Listing existing columns in table and unique columns #344

dgutman · 2024-10-27T14:50:53Z

dgutman
Oct 27, 2024

Perhaps I am just missing something obvious, but what is the simplest way to list the existing columns in an existing table. Similarly, is there a way to define a column as unique to prevent re-inserting the same files.

I am currently experimenting with this in a jupyter notebook, which is a non-linear world in terms of rerunning code snippets.

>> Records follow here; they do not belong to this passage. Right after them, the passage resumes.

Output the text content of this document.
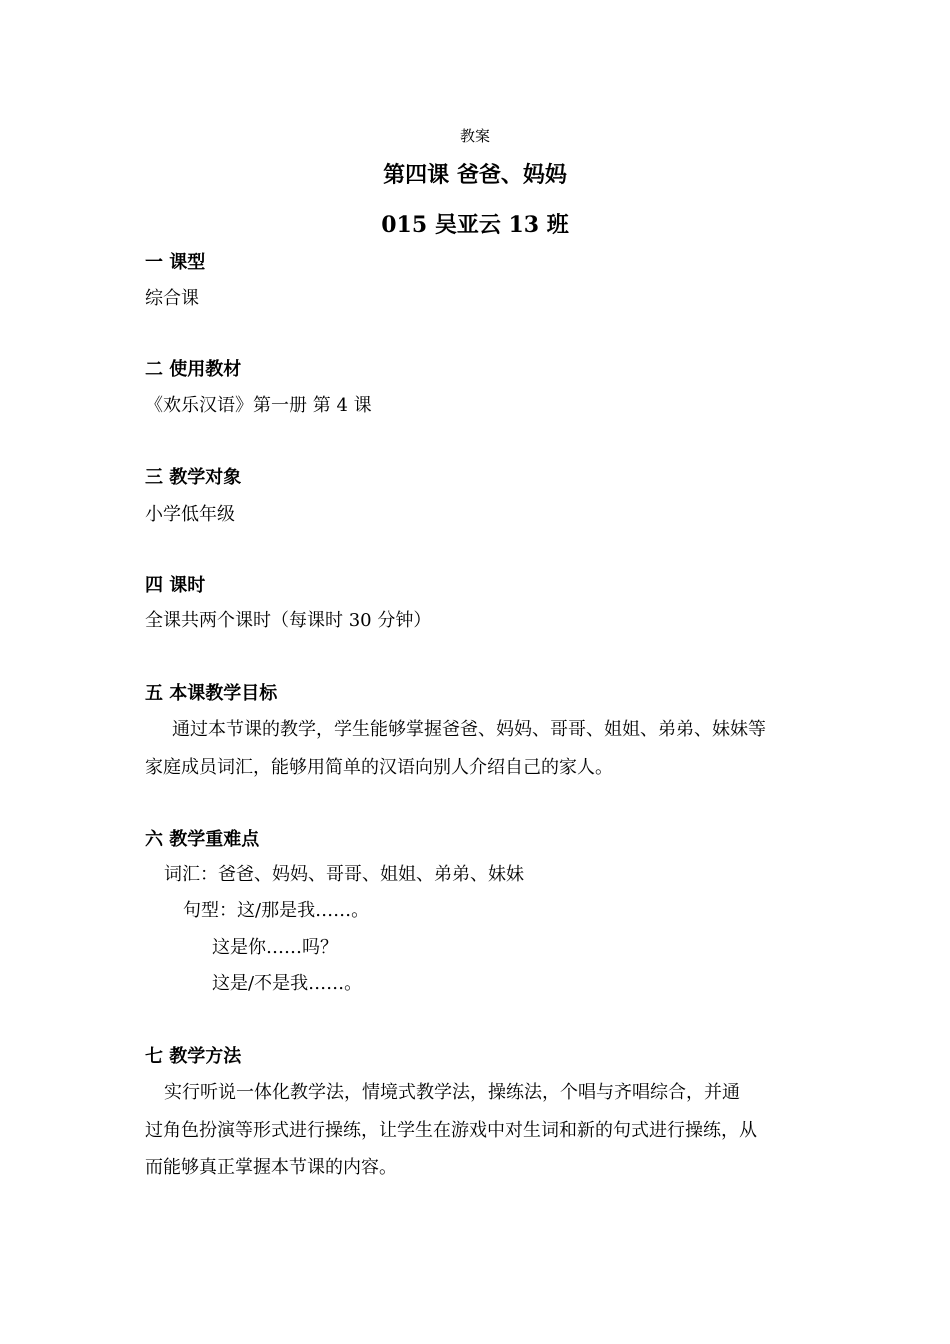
教案
第四课 爸爸、妈妈
015 吴亚云 13 班
一 课型
综合课
二 使用教材
《欢乐汉语》第一册 第 4 课
三 教学对象
小学低年级
四 课时
全课共两个课时（每课时 30 分钟）
五 本课教学目标
通过本节课的教学，学生能够掌握爸爸、妈妈、哥哥、姐姐、弟弟、妹妹等
家庭成员词汇，能够用简单的汉语向别人介绍自己的家人。
六 教学重难点
词汇：爸爸、妈妈、哥哥、姐姐、弟弟、妹妹
句型：这/那是我……。
这是你……吗？
这是/不是我……。
七 教学方法
实行听说一体化教学法，情境式教学法，操练法，个唱与齐唱综合，并通
过角色扮演等形式进行操练，让学生在游戏中对生词和新的句式进行操练，从
而能够真正掌握本节课的内容。
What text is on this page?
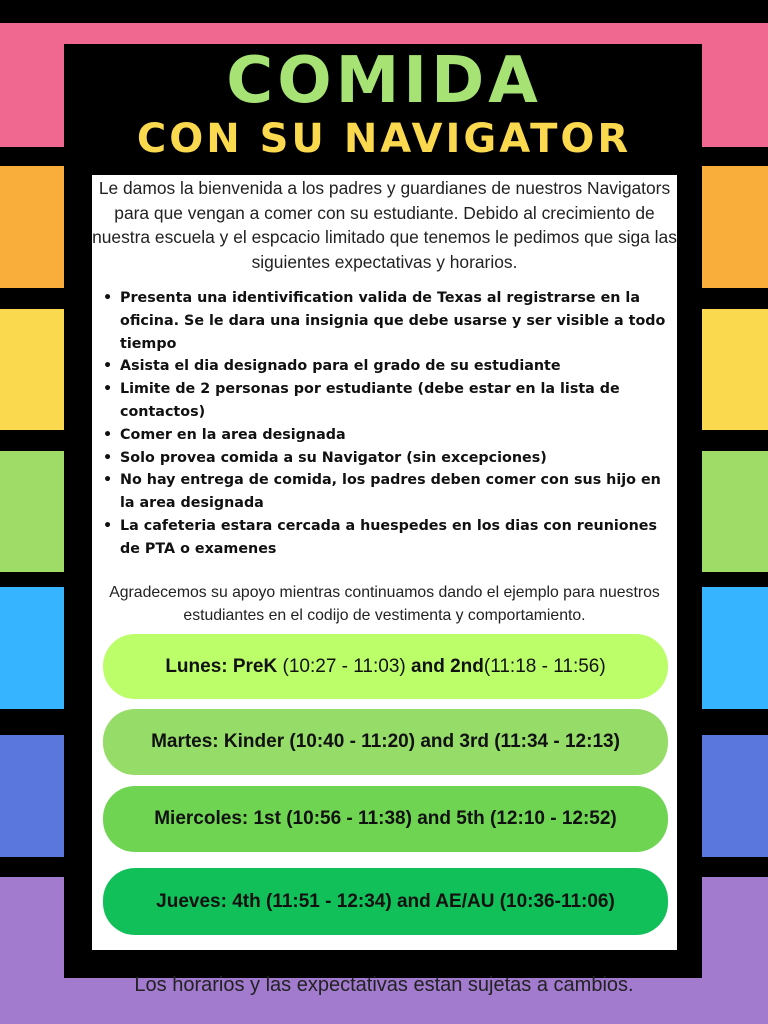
COMIDA
CON SU NAVIGATOR
Le damos la bienvenida a los padres y guardianes de nuestros Navigators para que vengan a comer con su estudiante. Debido al crecimiento de nuestra escuela y el espcacio limitado que tenemos le pedimos que siga las siguientes expectativas y horarios.
• Presenta una identivification valida de Texas al registrarse en la oficina. Se le dara una insignia que debe usarse y ser visible a todo tiempo
• Asista el dia designado para el grado de su estudiante
• Limite de 2 personas por estudiante (debe estar en la lista de contactos)
• Comer en la area designada
• Solo provea comida a su Navigator (sin excepciones)
• No hay entrega de comida, los padres deben comer con sus hijo en la area designada
• La cafeteria estara cercada a huespedes en los dias con reuniones de PTA o examenes
Agradecemos su apoyo mientras continuamos dando el ejemplo para nuestros estudiantes en el codijo de vestimenta y comportamiento.
Lunes: PreK (10:27 - 11:03) and 2nd(11:18 - 11:56)
Martes: Kinder (10:40 - 11:20) and 3rd (11:34 - 12:13)
Miercoles: 1st (10:56 - 11:38) and 5th (12:10 - 12:52)
Jueves: 4th (11:51 - 12:34) and AE/AU (10:36-11:06)
Los horarios y las expectativas estan sujetas a cambios.
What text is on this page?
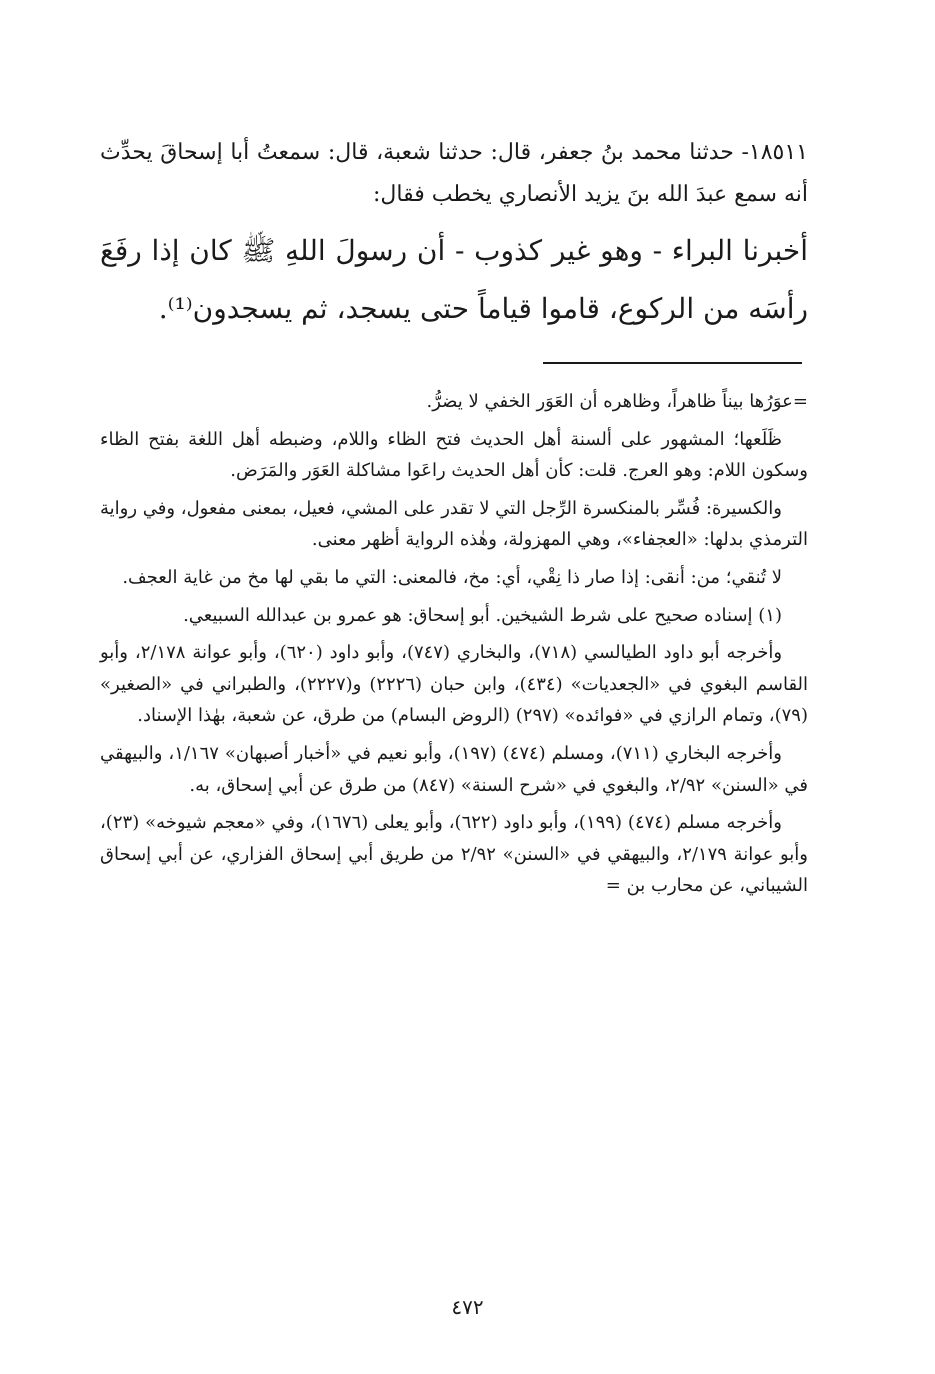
١٨٥١١- حدثنا محمد بنُ جعفر، قال: حدثنا شعبة، قال: سمعتُ أبا إسحاقَ يحدِّث أنه سمع عبدَ الله بنَ يزيد الأنصاري يخطب فقال:

أخبرنا البراء - وهو غير كذوب - أن رسولَ اللهِ ﷺ كان إذا رفَعَ رأسَه من الركوع، قاموا قياماً حتى يسجد، ثم يسجدون⁽¹⁾.

=عوَرُها بيناً ظاهراً، وظاهره أن العَوَر الخفي لا يضرُّ.

ظَلَعها؛ المشهور على ألسنة أهل الحديث فتح الظاء واللام، وضبطه أهل اللغة بفتح الظاء وسكون اللام: وهو العرج. قلت: كأن أهل الحديث راعَوا مشاكلة العَوَر والمَرَض.

والكسيرة: فُسِّر بالمنكسرة الرِّجل التي لا تقدر على المشي، فعيل، بمعنى مفعول، وفي رواية الترمذي بدلها: «العجفاء»، وهي المهزولة، وهٰذه الرواية أظهر معنى.

لا تُنقي؛ من: أنقى: إذا صار ذا نِقْي، أي: مخ، فالمعنى: التي ما بقي لها مخ من غاية العجف.

(١) إسناده صحيح على شرط الشيخين. أبو إسحاق: هو عمرو بن عبدالله السبيعي.

وأخرجه أبو داود الطيالسي (٧١٨)، والبخاري (٧٤٧)، وأبو داود (٦٢٠)، وأبو عوانة ٢/١٧٨، وأبو القاسم البغوي في «الجعديات» (٤٣٤)، وابن حبان (٢٢٢٦) و(٢٢٢٧)، والطبراني في «الصغير» (٧٩)، وتمام الرازي في «فوائده» (٢٩٧) (الروض البسام) من طرق، عن شعبة، بهٰذا الإسناد.

وأخرجه البخاري (٧١١)، ومسلم (٤٧٤) (١٩٧)، وأبو نعيم في «أخبار أصبهان» ١/١٦٧، والبيهقي في «السنن» ٢/٩٢، والبغوي في «شرح السنة» (٨٤٧) من طرق عن أبي إسحاق، به.

وأخرجه مسلم (٤٧٤) (١٩٩)، وأبو داود (٦٢٢)، وأبو يعلى (١٦٧٦)، وفي «معجم شيوخه» (٢٣)، وأبو عوانة ٢/١٧٩، والبيهقي في «السنن» ٢/٩٢ من طريق أبي إسحاق الفزاري، عن أبي إسحاق الشيباني، عن محارب بن =

٤٧٢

I am creating a set of different columns / computed columns, and if I rerun the same cell block it not shockingly throws an error. I see there is a .column() property attached to the table, but that seems to return a tuple, making something like

from pixeltable.functions.audio import get_metadata
if 'audio_metadata' not in audio_table:
audio_table['metadata'] = get_metadata(audio_table.audio)

In a similar vein... I have a directory of audio files I am ingesting, but at least initially I am only inserting the first ten. It seems if I rerun that code block, it will keep inserting the same audio files (again.. not surprisingly) because I don't define any sort of unique index for the audio_file path...

I see my most likely future use case is not wanting to necessarily keep track of every audio file I insert, and just doing a glob.glob(//*.mp3) or something similar, and ideally letting the database figure out what's new and what's not new.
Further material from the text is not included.